Le roman noir a ses classiques et tout a commencé avec le détective privé vêtu d’un feutre et d’un imper. Sur l’écran de télévision, sa silhouette se dessine derrière la porte vitrée du bureau. L’image est en noir et blanc, et une femme surgit souvent sans tarder. Parfois, le détective a un comparse. Cette ambiance plane sur le roman de Peter Spiegelman. Le docteur Knox a tout de l’héritier de Raymond Chandler et Dashiell Hammett.
Knox a été médecin humanitaire en Afrique, mais une mission traumatisante l’a fait rentrer aux États-Unis. Dans un quartier pauvre de Los Angeles, il ouvre un dispensaire et raccommode les blessures. Une carrière pas bien lucrative. Heureusement, son vieil ami et ancien militaire Sutter lui trouve des contrats dans les riches demeures des collines, là où la haute société a parfois besoin de se faire soigner en toute discrétion.
Spiegelman a une façon de reprendre les vieux codes qui n’a rien de lassant.
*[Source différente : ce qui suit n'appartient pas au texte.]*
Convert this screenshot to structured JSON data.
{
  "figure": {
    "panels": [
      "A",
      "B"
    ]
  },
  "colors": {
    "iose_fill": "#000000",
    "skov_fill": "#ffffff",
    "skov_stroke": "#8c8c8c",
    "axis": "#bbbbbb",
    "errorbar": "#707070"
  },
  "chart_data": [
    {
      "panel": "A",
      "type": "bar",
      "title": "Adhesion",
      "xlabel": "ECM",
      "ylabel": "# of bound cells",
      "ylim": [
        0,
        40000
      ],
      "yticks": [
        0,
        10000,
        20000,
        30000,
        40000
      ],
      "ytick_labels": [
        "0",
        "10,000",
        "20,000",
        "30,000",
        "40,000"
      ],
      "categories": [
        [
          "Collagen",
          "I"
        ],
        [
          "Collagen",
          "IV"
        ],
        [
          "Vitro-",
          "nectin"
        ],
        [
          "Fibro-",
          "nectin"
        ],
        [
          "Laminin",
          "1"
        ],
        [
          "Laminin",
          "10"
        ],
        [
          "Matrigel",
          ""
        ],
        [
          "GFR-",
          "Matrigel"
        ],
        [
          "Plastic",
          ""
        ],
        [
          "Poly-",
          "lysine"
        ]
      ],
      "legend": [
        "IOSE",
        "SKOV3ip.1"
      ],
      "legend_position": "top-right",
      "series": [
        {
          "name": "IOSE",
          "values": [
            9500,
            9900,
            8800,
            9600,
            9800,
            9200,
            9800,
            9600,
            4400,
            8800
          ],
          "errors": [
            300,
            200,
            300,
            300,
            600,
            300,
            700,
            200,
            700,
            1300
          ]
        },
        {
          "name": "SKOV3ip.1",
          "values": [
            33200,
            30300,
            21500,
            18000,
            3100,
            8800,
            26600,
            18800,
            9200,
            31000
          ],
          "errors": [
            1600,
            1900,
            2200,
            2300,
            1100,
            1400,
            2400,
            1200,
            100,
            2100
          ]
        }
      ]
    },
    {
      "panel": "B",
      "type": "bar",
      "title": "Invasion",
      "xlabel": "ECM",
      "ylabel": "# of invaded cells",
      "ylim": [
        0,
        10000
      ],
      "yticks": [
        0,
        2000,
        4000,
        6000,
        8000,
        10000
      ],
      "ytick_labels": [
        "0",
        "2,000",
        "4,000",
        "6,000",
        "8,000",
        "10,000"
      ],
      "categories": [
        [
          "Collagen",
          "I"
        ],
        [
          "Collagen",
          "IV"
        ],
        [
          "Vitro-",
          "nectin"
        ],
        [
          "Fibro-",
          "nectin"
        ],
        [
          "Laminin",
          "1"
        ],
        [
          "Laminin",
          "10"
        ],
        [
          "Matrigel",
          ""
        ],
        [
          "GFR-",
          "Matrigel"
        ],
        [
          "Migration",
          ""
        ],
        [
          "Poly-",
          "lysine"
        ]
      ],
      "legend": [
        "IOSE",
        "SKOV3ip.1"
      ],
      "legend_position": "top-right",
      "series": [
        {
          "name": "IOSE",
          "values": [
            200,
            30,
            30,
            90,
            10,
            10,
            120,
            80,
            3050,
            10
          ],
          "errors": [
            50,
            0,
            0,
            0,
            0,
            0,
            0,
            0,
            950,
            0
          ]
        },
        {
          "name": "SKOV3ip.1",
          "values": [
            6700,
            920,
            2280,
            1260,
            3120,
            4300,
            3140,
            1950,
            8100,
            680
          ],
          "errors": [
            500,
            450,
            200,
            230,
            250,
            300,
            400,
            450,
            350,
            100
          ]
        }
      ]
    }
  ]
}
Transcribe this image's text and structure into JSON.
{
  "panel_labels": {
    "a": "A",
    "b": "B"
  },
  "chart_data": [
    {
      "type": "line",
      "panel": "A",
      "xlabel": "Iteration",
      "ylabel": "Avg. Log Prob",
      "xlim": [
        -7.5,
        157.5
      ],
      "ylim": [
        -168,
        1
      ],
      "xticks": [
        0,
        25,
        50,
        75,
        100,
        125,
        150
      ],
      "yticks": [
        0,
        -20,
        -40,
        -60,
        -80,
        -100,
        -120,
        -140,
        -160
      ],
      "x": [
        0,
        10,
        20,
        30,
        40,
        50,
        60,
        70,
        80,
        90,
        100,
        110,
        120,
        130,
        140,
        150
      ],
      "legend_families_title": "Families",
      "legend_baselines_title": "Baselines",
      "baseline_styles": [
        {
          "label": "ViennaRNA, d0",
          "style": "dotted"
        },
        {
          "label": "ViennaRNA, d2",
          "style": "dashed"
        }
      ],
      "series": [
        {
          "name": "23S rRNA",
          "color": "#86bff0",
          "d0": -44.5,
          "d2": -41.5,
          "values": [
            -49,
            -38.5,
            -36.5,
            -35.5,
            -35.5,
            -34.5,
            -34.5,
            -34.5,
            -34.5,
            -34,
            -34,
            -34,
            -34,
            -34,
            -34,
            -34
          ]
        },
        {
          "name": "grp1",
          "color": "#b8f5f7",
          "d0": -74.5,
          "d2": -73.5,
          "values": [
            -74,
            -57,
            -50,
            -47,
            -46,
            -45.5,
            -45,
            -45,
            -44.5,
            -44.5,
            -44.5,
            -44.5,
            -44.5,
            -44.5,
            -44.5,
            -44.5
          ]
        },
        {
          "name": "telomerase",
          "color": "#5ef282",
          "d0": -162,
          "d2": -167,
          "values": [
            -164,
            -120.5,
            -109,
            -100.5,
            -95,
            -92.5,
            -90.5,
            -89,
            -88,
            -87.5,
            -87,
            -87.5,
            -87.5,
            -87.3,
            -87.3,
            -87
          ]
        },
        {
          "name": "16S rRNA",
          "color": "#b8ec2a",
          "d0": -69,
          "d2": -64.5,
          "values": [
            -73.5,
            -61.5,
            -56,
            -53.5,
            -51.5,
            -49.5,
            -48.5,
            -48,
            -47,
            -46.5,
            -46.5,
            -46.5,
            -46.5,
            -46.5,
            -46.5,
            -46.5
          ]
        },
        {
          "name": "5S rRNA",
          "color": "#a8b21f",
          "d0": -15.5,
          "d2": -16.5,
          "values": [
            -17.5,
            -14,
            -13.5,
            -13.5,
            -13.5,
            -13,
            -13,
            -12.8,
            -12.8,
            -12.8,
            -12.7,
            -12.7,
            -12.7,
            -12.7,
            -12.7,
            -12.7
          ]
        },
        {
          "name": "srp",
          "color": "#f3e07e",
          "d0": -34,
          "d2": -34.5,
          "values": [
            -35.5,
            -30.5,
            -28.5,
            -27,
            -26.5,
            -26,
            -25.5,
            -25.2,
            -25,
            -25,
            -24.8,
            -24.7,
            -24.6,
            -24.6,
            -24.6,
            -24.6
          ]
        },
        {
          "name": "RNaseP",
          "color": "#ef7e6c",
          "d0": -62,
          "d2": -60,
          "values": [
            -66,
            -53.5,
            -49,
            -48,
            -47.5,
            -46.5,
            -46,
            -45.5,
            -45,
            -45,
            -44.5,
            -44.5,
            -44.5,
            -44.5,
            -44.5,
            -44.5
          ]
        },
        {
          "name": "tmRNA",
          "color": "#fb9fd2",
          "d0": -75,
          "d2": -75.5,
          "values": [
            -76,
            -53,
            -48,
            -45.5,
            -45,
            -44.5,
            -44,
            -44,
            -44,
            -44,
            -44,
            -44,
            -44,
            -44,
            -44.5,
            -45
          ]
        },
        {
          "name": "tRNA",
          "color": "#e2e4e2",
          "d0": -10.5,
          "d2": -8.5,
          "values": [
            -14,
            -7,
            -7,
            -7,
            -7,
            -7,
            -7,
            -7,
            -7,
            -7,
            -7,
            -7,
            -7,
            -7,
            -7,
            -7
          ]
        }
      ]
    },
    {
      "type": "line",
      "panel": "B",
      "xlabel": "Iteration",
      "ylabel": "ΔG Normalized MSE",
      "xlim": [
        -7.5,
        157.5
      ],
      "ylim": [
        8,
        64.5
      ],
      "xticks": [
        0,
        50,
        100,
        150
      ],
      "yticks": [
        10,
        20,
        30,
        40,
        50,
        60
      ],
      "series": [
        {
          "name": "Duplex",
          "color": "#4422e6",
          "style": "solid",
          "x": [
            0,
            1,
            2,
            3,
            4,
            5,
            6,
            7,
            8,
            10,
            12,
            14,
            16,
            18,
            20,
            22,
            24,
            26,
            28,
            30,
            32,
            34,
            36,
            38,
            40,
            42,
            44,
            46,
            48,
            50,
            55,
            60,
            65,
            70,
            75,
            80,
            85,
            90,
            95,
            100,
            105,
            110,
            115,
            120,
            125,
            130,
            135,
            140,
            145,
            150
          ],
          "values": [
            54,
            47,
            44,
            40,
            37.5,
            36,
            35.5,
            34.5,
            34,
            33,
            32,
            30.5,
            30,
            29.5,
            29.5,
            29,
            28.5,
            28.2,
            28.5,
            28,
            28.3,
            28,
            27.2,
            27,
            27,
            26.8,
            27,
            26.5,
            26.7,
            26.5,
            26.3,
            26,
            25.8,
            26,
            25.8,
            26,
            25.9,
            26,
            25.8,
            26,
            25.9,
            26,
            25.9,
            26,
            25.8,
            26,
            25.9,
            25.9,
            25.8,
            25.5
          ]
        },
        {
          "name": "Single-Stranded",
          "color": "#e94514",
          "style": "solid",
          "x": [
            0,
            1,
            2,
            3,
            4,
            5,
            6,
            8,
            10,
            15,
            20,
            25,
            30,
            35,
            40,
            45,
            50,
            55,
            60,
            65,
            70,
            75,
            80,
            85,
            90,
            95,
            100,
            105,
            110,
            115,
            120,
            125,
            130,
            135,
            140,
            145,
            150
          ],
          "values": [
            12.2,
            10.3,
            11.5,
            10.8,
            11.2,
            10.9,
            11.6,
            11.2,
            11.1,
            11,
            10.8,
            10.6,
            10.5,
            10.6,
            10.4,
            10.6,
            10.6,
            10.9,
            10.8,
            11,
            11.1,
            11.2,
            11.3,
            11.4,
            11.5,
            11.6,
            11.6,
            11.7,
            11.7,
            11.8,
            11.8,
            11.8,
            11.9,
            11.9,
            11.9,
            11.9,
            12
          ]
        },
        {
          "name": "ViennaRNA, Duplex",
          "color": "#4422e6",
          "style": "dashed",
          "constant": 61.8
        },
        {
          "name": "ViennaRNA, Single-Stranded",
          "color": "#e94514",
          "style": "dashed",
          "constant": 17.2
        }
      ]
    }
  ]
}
Sans doute l’humanité de Knox y est pour quelque chose. Son envie obstinée de sauver le monde et son goût pour la justice le rendent attachant. L’enquête qu’il mène, à la recherche de la mère d’une enfant qu’il a recueilli, n’a au fond pas d’importance. Elle permet d’évoquer le sort des femmes roumaines prostituées et la puissance éternelle de l’argent. La dose d’humour, la description d’un quartier voué à la gentrification, l’écriture, emportent l’adhésion. Knox est notre ami. Il prend sa douche « pour se laver d’une longue journée remplie de gens qui avaient des poux dans les cheveux, des voix dans la tête, des batteries de maladies chroniques non traitées, des mutilations diverses et des infections aiguës » et il voit les autres avec son oeil médical « bien que le rougissement du visage ne soit pas toujours un symptôme de l’hypertension, je me suis demandé si quelque chose n’était pas en train d’éclater sous ce crâne nervuré. »
Sutter, mais aussi les femmes de sa vie, le personnel soignant du dispensaire, constitue une équipe et l’humanité autour de lui. Une Amérique terriblement palpable, loin des énièmes culs terreux et rednecks que l’on trouve dans les polars américains traduits en France. La misère des villes.
Caroline de Benedetti
Peter Spiegelman, Dr Knox, 2018, Rivages, traduit de l’anglais par Fabienne Duvigneau, 23 €, 500 p.